El dinero público no debe estar para cualquier cosa, y menos en una situación como la que vivimos. Sin embargo, el partido de la derecha al que se le llena la boca criticando el derroche en el gasto público del gobierno central da subvenciones a asociaciones que promueven valores que son contrarios a nuestros principios constitucionales y a la legislación vigente allí donde gobierna. Así ha ocurrido con el Ayuntamiento de Pozuelo de Alarcón y la Comunidad de Madrid, ambos gobernados por el PP, que están subvencionando a entidades como la Asociación de Familias numerosas de Pozuelo para editar una revista en la que se pueden leer frases como las siguientes: “Hay que reclamar la atención de las mujeres casadas sobre un punto. Demasiadas uniones se transforman en desuniones por culpa de las mujeres (…) Es tal el egoísmo que a veces la mujer le añade al marido cansado, desilusionado, abrumado, preocupado, el peso de inútiles quejas, e incluso a veces injustas. Y todo porque es egoísta; no ama”.

Consejos similares a los de la citada asociación de Pozuelo ya podían leerse en la obra La perfecta casada que Fray Luis de Leon escribiera a finales del siglo XVI: “Como son los hombres para lo público, así las mujeres para el encerramiento; (…) Por más áspero y de más fieras condiciones que el marido sea, es necesario que la mujer le soporte (…)Y no piensen que las crió Dios y las dio al hombre sólo para que le guarden la casa, sino también para que le consuelen y alegren. Para que en ella el marido cansado y enojado halle descanso, y los hijos amor, y la familia piedad, y todos generalmente acogimiento agradable”. Una tradición de ceñir a las mujeres a su papel de “ángel del hogar” que se ha mantenido en el tiempo con mayor o menor fortuna a lo largo de los siglos y que en España adquirió una gran notoriedad durante el franquismo.

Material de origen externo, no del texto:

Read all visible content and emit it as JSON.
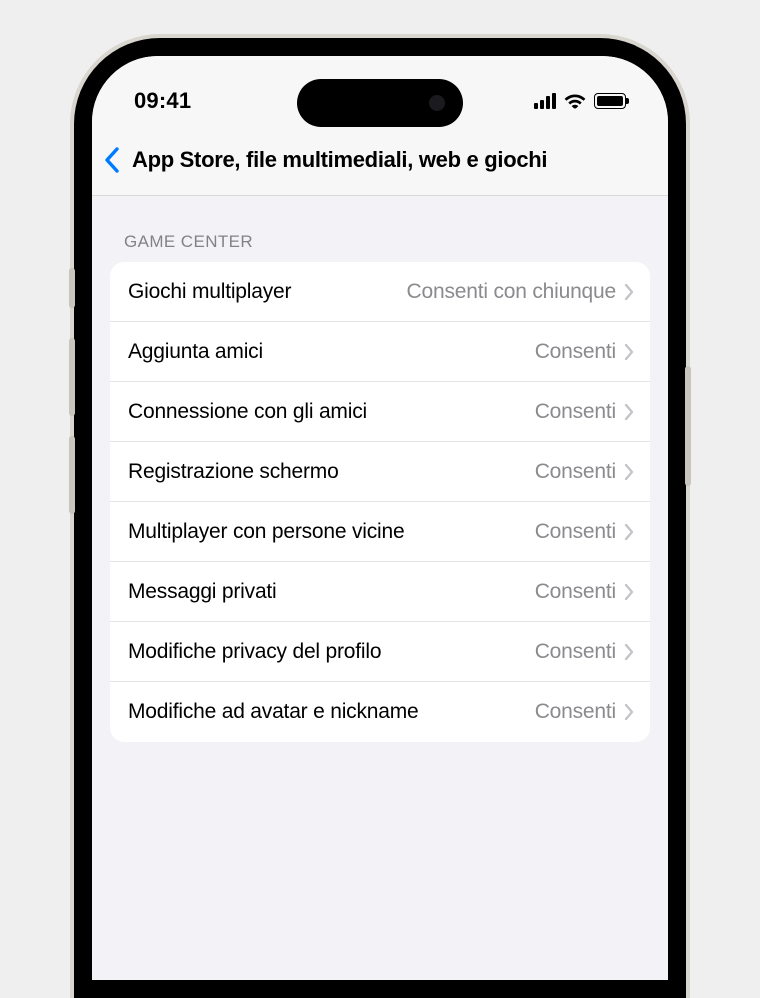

Es una idea que responde a un principio que aún se sigue en muchas sociedades según el cual las mujeres no son lo que debe ser cualquier ser humano, un fin en sí mismas, sino solo un medio para los fines de otros, principalmente, para garantizar el bienestar de los maridos y la prole.
Puesto que eso es algo expresamente contrario a los principios de igualdad que establece nuestra Carta Magna debería estar penado o castigado subvencionar con dinero público a asociaciones que fomentan valores machistas. Pero no es así, en mi opinión, porque para algunos representantes políticos y partidos la igualdad es un tema de estética y de rédito electoral y no de convicción moral.

Episodios como el de Pozuelo no deben leerse de forma aislada sino dentro de una forma de pensar que considera que mujeres y hombres tienen distintos roles en la sociedad, algo que se intenta inculcar desde la infancia alentando la educación separada de niños y niñas. Un ataque contra la co-educación que se está perpetuando en Madrid o Valencia concediendo el estatus de educación concertada a colegios que educan separadamente a niñas y niños y que Peces-Barba ha catalogado como fraude de Ley.